Dans la salle de spectacle de l’Hôtel Frascati, le chœur des Alouettes fraternise avec la Lyre havraise : Berlioz et la chanson des bois. Le lendemain, un vin d’honneur nous réunit dans le cabinet du député-maire, Léon Meyer, qui remet aux Alouettes la médaille de la ville du Havre. Les artistes disent adieu à la France dans une chanson qui, comme de raison, finit le beau voyage : La rose blanche. Je me rappelle le mot de Flers et Caillavet : « Un bouquet, c’est un cadeau, une fleur c’est un souvenir ».

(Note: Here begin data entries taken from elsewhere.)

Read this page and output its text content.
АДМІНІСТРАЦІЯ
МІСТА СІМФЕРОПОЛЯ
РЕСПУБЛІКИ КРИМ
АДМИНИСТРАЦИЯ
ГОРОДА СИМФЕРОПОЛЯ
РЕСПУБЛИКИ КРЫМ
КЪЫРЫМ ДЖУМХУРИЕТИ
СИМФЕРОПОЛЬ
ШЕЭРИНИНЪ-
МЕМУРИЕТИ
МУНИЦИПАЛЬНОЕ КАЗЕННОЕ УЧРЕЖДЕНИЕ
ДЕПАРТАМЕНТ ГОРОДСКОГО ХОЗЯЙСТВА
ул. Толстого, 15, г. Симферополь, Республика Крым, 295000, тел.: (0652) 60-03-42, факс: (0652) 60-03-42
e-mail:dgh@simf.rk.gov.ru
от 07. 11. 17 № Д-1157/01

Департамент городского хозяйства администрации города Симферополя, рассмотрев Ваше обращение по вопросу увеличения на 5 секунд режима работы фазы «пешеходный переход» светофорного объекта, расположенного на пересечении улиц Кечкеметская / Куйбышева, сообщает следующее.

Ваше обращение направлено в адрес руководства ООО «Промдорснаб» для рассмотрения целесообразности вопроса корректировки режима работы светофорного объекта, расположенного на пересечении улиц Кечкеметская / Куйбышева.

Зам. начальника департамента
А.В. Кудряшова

C’était, selon les journaux, la première fois que l’on chantait dans le cabinet du maire : un vieux Noël, D’où viens-tu bergère, où transparaît le Gloria in Excelsis. Et les journaux dirent encore : « Léon Meyer fut le premier à applaudir la glorieuse phalange ».




Du retour, je ne sais rien. Je suis resté en France, les Alouettes l’ont quittée. J’ai appris que les artistes avaient, sur le Paris, chanté avec le même entrain que précipitaient la joie de revoir les leurs et la certitude de leurs succès. De ceux-ci, j’ai été le témoin. Les Alouettes ont pris tous les cœurs. On pensera peut-être que le voyage fut leur récompense ; n’oublions pas du moins qu’ils ont eu le cran de combattre, parfois jusqu’à l’épuisement, pour la gloire et pour des prunes, quelques-uns — dois-je ajouter cela — sans un sou vaillant dans leurs poches. Le voyage une récompense ? Oui quand il suffit de plastronner dans un fauteuil ; non, s’il faut tenir. Je me redis un mot de Louis Barthou à Arthur Meyer, au lendemain de la Conférence de Gênes : « C’est en revenir grandi que de n’en pas revenir diminué. »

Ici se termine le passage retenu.